Sound moves through time and space. That is a given, but how can you shape these parameters in music? Mold, stretch and compress them? And how do they alter the experience of reality? Shih-Wei Lo tries to stretch the boundaries of what is real and fictitious in his music.

“I like composers who can use time in a malleable manner, as if they could hold time in their hands and shape it.” This is why the third year of college was a turning point for Lo, for it was his first time being exposed to computer music, which significantly changed how he perceives time in both instrumental and electronic music. “I started composing officially in my junior year, mostly because general studies like mathematics and science had been my primary focus since I was young. I come from a very practical family with a background in medicine and business, which directly impact people’s lives and well-being. Such a background once made me wonder in what ways my music could be meaningful to other people.

With Things Hoped For, Things Unseen, for electric harp, electronics, and video, Lo tried to bridge this gap between his music and society. It deals with the death penalty in Taiwan. “I am not trying to preach or provide answers. Music can be a medium for people to contemplate and connect, a space to listen and think about these issues in society. I think composers express what they experience in life. It is a way to project thoughts about the world around me.”
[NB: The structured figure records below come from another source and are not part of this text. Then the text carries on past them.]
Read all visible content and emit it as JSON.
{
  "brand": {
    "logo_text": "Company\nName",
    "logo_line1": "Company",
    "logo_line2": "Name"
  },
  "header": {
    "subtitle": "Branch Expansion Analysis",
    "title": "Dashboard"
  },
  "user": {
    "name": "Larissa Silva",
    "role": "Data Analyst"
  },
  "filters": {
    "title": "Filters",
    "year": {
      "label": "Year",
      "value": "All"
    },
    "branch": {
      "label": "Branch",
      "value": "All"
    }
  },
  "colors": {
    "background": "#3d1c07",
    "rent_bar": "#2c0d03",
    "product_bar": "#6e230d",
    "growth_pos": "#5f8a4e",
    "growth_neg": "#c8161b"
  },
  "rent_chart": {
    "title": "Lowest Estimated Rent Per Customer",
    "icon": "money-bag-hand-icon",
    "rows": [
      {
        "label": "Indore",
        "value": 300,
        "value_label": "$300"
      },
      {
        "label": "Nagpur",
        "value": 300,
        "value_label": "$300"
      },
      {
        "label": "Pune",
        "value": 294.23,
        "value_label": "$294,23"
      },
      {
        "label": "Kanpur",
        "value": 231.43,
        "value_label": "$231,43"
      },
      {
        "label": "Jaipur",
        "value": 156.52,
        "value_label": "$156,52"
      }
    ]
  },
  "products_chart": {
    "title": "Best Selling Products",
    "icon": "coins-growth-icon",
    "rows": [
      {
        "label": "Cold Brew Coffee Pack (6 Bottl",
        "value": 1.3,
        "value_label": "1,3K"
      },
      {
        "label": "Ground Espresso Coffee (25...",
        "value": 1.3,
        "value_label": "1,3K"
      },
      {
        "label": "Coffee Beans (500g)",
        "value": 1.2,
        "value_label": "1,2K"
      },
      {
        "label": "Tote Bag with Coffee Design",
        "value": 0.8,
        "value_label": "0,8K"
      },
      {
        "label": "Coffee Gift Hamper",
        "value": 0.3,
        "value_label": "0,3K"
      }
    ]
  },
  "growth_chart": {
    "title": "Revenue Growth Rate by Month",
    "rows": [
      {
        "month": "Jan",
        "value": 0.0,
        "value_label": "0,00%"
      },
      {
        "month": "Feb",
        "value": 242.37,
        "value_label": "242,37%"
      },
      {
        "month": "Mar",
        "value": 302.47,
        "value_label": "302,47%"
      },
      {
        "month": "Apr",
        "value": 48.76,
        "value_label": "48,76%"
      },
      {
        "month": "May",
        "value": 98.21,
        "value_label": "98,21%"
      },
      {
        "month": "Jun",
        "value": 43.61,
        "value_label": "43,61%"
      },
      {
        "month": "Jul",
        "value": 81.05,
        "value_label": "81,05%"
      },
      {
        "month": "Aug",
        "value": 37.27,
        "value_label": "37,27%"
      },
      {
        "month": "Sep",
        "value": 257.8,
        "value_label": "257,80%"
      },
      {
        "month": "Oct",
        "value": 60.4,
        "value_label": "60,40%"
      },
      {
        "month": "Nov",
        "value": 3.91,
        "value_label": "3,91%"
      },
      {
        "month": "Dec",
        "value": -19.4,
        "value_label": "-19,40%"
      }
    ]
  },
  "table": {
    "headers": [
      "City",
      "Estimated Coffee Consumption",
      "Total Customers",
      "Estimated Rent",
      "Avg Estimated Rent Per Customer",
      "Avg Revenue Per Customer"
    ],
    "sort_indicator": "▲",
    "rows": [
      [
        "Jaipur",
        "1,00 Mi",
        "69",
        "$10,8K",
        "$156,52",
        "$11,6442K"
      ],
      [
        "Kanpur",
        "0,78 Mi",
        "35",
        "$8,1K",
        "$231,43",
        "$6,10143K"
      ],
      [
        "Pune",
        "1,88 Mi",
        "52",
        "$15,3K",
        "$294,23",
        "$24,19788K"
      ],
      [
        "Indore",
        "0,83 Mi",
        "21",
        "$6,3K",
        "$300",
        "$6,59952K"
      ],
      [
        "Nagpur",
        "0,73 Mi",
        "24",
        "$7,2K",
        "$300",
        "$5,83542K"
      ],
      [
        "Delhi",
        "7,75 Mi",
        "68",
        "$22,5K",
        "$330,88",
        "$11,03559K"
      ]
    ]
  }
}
Another aspect of his music deals with its own existence, how music points towards itself. Lo uses the literary trope metafiction, a technique in a work that draws attention to the status of the work itself. He took it from Nabokov’s novel Pale Fire. “It is actually a poem, preceded by an introduction and followed by a very extensive annotation. The book has an interesting dynamic — it folds back on itself.” In Madhye II, for example, Lo superimposes a recording of his preceding choir piece Madhye on top of a group of six singers. It works like a time capsule. On one hand it refers to another piece. On the other hand the recording becomes part of a new composition. It is like a matryoshka doll: a work in a work in a work.